Il caso
Da Mondragone al ponte di Genova bisogna riunificare l’Italia

«Faremo del litorale domitio-flegreo la nostra riviera romagnola». Sarebbe fin troppo facile, oggi, ricordare ciò che De Luca disse due anni fa a proposito di quell’area e accostare le sue parole ai fatti di oggi. Sarebbe fin troppo facile tirare fuori dagli archivi i file con i video dei progetti che promettevano la rigenerazione paesaggistica, urbanistica e turistica dell’intera fascia costiera e proporli come contrappunto alle proteste recenti: per l’istituzione della zona rossa intorno ai palazzi Cirio a Mondragone, dove è stato individuato un pericoloso focolaio di Covid-19; e per la violazione della stessa da parte di decine e decine di residenti irregolari. Sarebbe fin troppo semplice, ancora, lasciar parlare la cronaca, che riflette appunto un disordine totale, sia sul fronte sanitario che su quello dell’ordine pubblico, e richiamare alla mente il piglio con cui il governatore regionale si vanta di risultati a suo dire senza paragoni in Occidente. Sarebbe fin troppo facile, ma non faremmo più di quello che ha fatto Salvini.
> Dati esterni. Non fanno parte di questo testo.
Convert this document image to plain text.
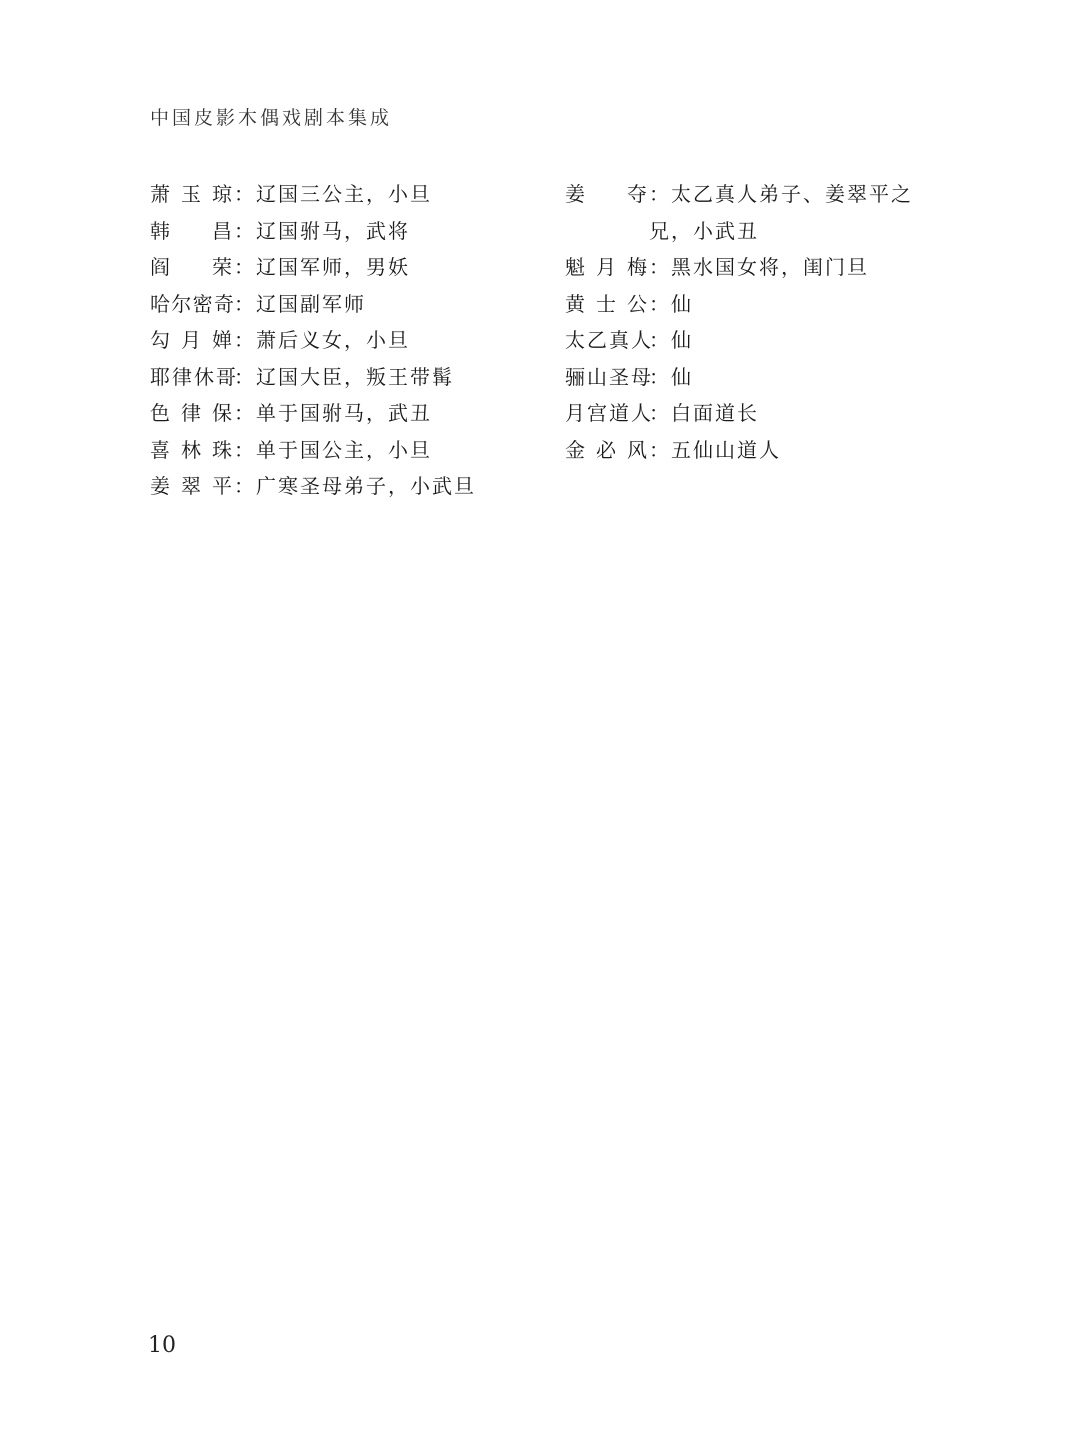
中国皮影木偶戏剧本集成
萧玉琼 ：辽国三公主，小旦
韩　昌 ：辽国驸马，武将
阎　荣 ：辽国军师，男妖
哈尔密奇 ：辽国副军师
勾月婵 ：萧后义女，小旦
耶律休哥
：辽国大臣，叛王带髯
色律保 ：单于国驸马，武丑
喜林珠 ：单于国公主，小旦
姜翠平 ：广寒圣母弟子，小武旦
姜　夺 ：太乙真人弟子、姜翠平之兄，小武丑
魁月梅 ：黑水国女将，闺门旦
黄士公 ：仙
太乙真人
：仙
骊山圣母
：仙
月宫道人
：白面道长
金必风 ：五仙山道人
10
Non faremmo, cioè, che soffiare sul fuoco di una polemica elettorale uguale e contraria a quella finora alimentata da De Luca. Ma non può essere questa, oggi, la nostra prima preoccupazione. La gravità dei fatti e la prospettiva di una emergenza non più contenibile rende urgente invitare tutti – maggioranza e opposizione – a scendere dal palco, a smettere i panni imposti dalla recita elettorale, e a trovare subito le soluzioni necessarie. Cosa ha detto Salvini? Questo. «Il caso Mondragone si aggrava: decine di positivi, quattro contagiati hanno fatto perdere le proprie tracce, cresce la tensione tra gli italiani e la comunità bulgara… De Luca è ‘nu piatto vacante’, tante parole ma zero fatti». Ed ecco, invece, la risposta del governatore. «Su Mondragone, come sempre, abbiamo reagito con immediatezza. Non appena avuta la notizia, abbiamo messo in quarantena le palazzine. Sono state mobilitate le forze dell’ordine per avere controlli rigorosi. Il lavoro è impegnativo, la nostra attenzione massima». E ancora: «Come sempre stiamo reggendo bene e stiamo dando tranquillità alle nostre comunità».
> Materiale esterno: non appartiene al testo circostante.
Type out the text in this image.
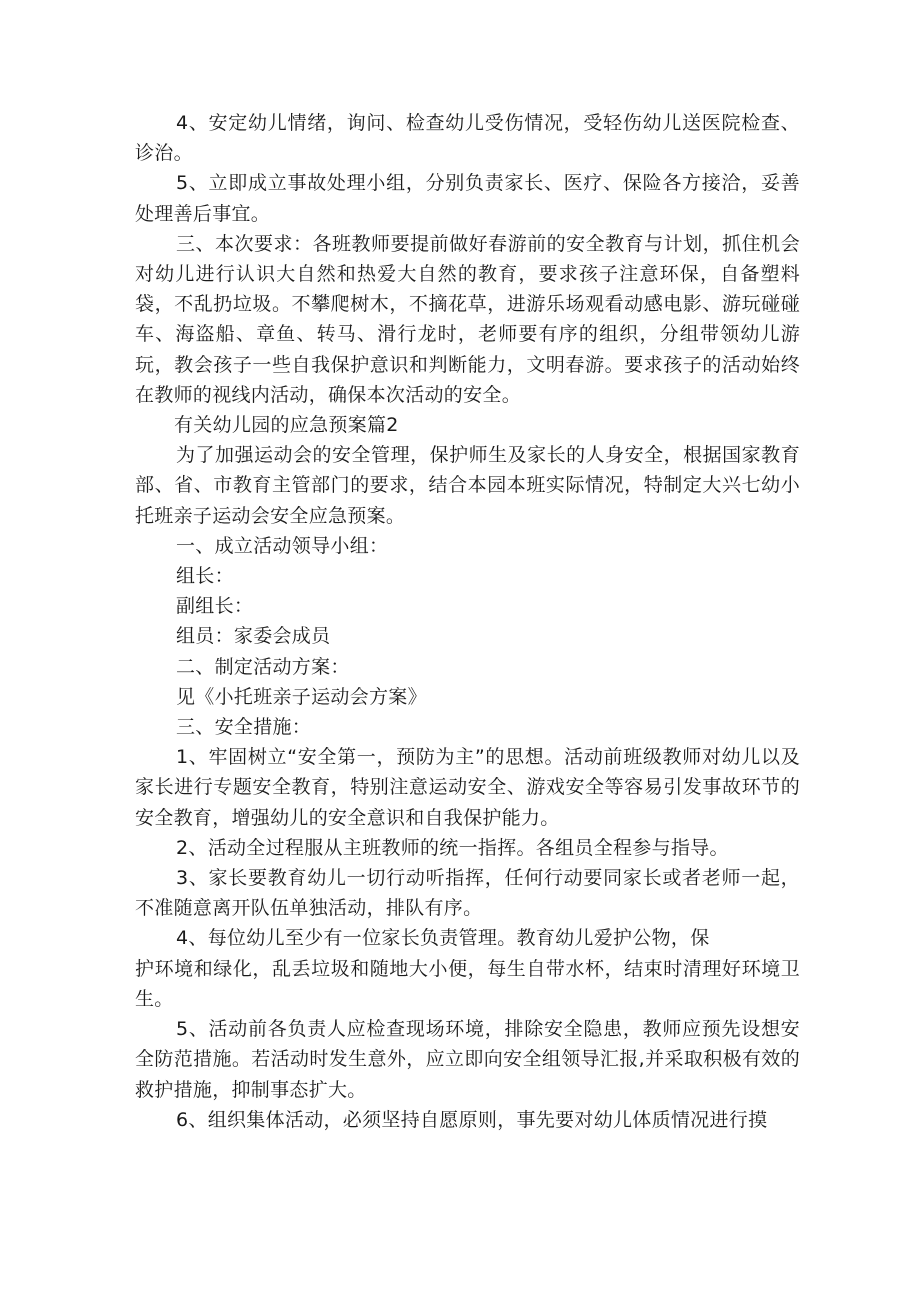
4、安定幼儿情绪，询问、检查幼儿受伤情况，受轻伤幼儿送医院检查、诊治。

5、立即成立事故处理小组，分别负责家长、医疗、保险各方接洽，妥善处理善后事宜。

三、本次要求：各班教师要提前做好春游前的安全教育与计划，抓住机会对幼儿进行认识大自然和热爱大自然的教育，要求孩子注意环保，自备塑料袋，不乱扔垃圾。不攀爬树木，不摘花草，进游乐场观看动感电影、游玩碰碰车、海盗船、章鱼、转马、滑行龙时，老师要有序的组织，分组带领幼儿游玩，教会孩子一些自我保护意识和判断能力，文明春游。要求孩子的活动始终在教师的视线内活动，确保本次活动的安全。

有关幼儿园的应急预案篇2

为了加强运动会的安全管理，保护师生及家长的人身安全，根据国家教育部、省、市教育主管部门的要求，结合本园本班实际情况，特制定大兴七幼小托班亲子运动会安全应急预案。

一、成立活动领导小组：

组长：

副组长：

组员：家委会成员

二、制定活动方案：

见《小托班亲子运动会方案》

三、安全措施：

1、牢固树立“安全第一，预防为主”的思想。活动前班级教师对幼儿以及家长进行专题安全教育，特别注意运动安全、游戏安全等容易引发事故环节的安全教育，增强幼儿的安全意识和自我保护能力。

2、活动全过程服从主班教师的统一指挥。各组员全程参与指导。

3、家长要教育幼儿一切行动听指挥，任何行动要同家长或者老师一起，不准随意离开队伍单独活动，排队有序。

4、每位幼儿至少有一位家长负责管理。教育幼儿爱护公物，保

护环境和绿化，乱丢垃圾和随地大小便，每生自带水杯，结束时清理好环境卫生。

5、活动前各负责人应检查现场环境，排除安全隐患，教师应预先设想安全防范措施。若活动时发生意外，应立即向安全组领导汇报,并采取积极有效的救护措施，抑制事态扩大。

6、组织集体活动，必须坚持自愿原则，事先要对幼儿体质情况进行摸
Insomma, abbiamo, da una parte, un Salvini tutto concentrato sulle sorti non più magnifiche e progressive di De Luca; e dall’altra un De Luca tutto preso dalla difesa della propria immagine di uomo d’ordine. Nel mezzo di queste rappresentazioni c’è però la realtà. Vale a dire un dramma gigantesco come i palazzi Cirio: un agglomerato di otto enormi stabili costruiti nel 1957 presso la fabbrica omonima, ormai smantellata; un “mostro” abitato da rumeni e bulgari, molti di etnia rom, e da una residua parte di terremotati napoletani portati lì, temporaneamente, quarant’anni fa; un simbolo dell’anarchia italiana di cui difficilmente si sarebbe parlato se il Covid-19 non avesse deciso di innescare proprio lì uno dei suoi micidiali detonatori.
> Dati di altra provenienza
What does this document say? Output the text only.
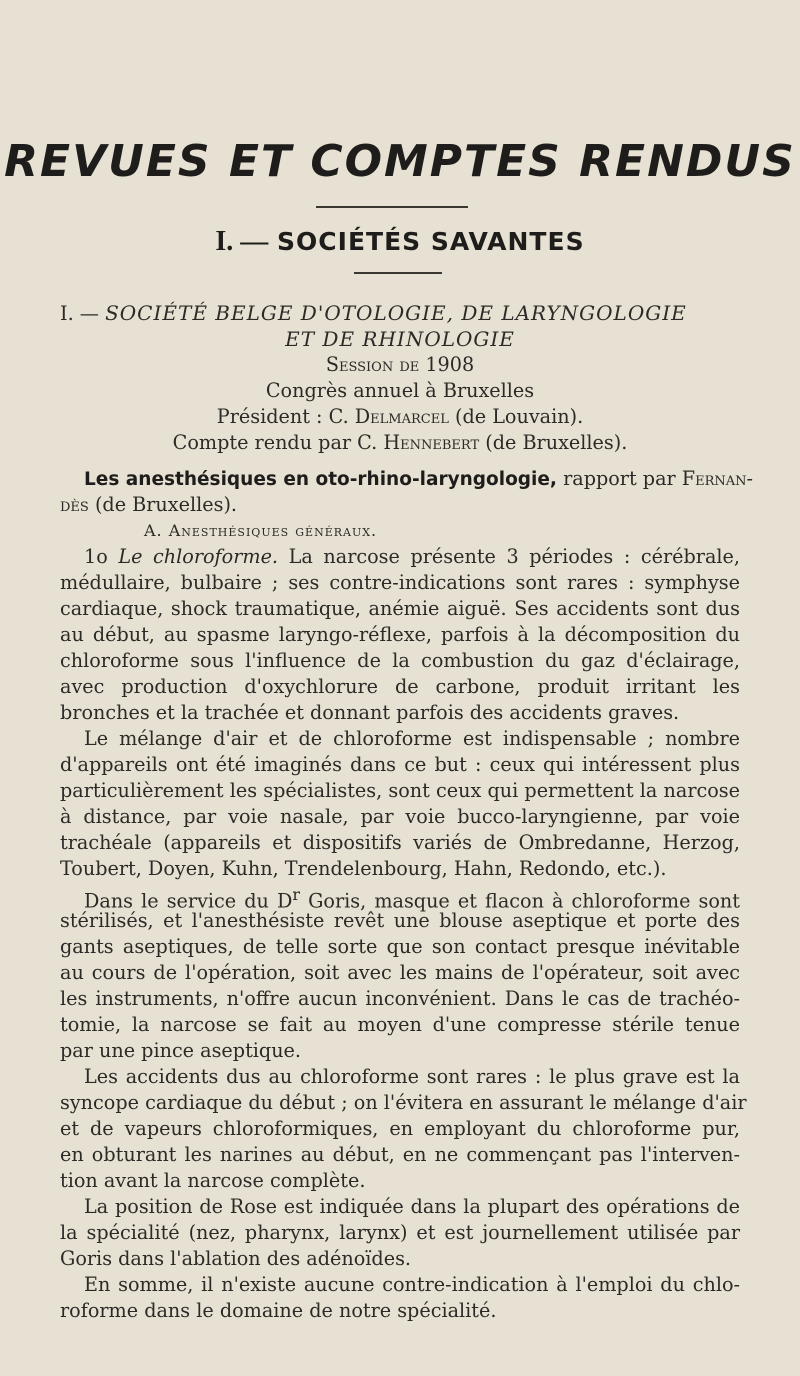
REVUES ET COMPTES RENDUS
I. — SOCIÉTÉS SAVANTES
I. — SOCIÉTÉ BELGE D'OTOLOGIE, DE LARYNGOLOGIE
ET DE RHINOLOGIE
Session de 1908
Congrès annuel à Bruxelles
Président : C. Delmarcel (de Louvain).
Compte rendu par C. Hennebert (de Bruxelles).
Les anesthésiques en oto-rhino-laryngologie, rapport par Fernan-
dès (de Bruxelles).
A. Anesthésiques généraux.
1o Le chloroforme. La narcose présente 3 périodes : cérébrale,
médullaire, bulbaire ; ses contre-indications sont rares : symphyse
cardiaque, shock traumatique, anémie aiguë. Ses accidents sont dus
au début, au spasme laryngo-réflexe, parfois à la décomposition du
chloroforme sous l'influence de la combustion du gaz d'éclairage,
avec production d'oxychlorure de carbone, produit irritant les
bronches et la trachée et donnant parfois des accidents graves.
Le mélange d'air et de chloroforme est indispensable ; nombre
d'appareils ont été imaginés dans ce but : ceux qui intéressent plus
particulièrement les spécialistes, sont ceux qui permettent la narcose
à distance, par voie nasale, par voie bucco-laryngienne, par voie
trachéale (appareils et dispositifs variés de Ombredanne, Herzog,
Toubert, Doyen, Kuhn, Trendelenbourg, Hahn, Redondo, etc.).
Dans le service du $D^r$ Goris, masque et flacon à chloroforme sont
stérilisés, et l'anesthésiste revêt une blouse aseptique et porte des
gants aseptiques, de telle sorte que son contact presque inévitable
au cours de l'opération, soit avec les mains de l'opérateur, soit avec
les instruments, n'offre aucun inconvénient. Dans le cas de trachéo-
tomie, la narcose se fait au moyen d'une compresse stérile tenue
par une pince aseptique.
Les accidents dus au chloroforme sont rares : le plus grave est la
syncope cardiaque du début ; on l'évitera en assurant le mélange d'air
et de vapeurs chloroformiques, en employant du chloroforme pur,
en obturant les narines au début, en ne commençant pas l'interven-
tion avant la narcose complète.
La position de Rose est indiquée dans la plupart des opérations de
la spécialité (nez, pharynx, larynx) et est journellement utilisée par
Goris dans l'ablation des adénoïdes.
En somme, il n'existe aucune contre-indication à l'emploi du chlo-
roforme dans le domaine de notre spécialité.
Di fronte a questo mondo a parte, Salvini non può cavarsela con una battuta elettorale, neanche fosse De Luca; e De Luca non può difendere se stesso neanche fosse Salvini che minimizza le responsabilità della Regione Lombardia. Con quel mondo a parte bisogna fare subito i conti. E subito va avviata la rigenerazione urbana di quell’area, di tutto litorale, dell’intero Paese. Altro che polemiche, consultazioni, passerelle, Stati generali, riforme rimandate e leggi inapplicabili. Conte dice che «bisogna reinventare l’Italia». No. Bisogna semmai riunificarla, perché oggi c’è l’Italia del ponte di Genova e quella dei palazzi Cirio.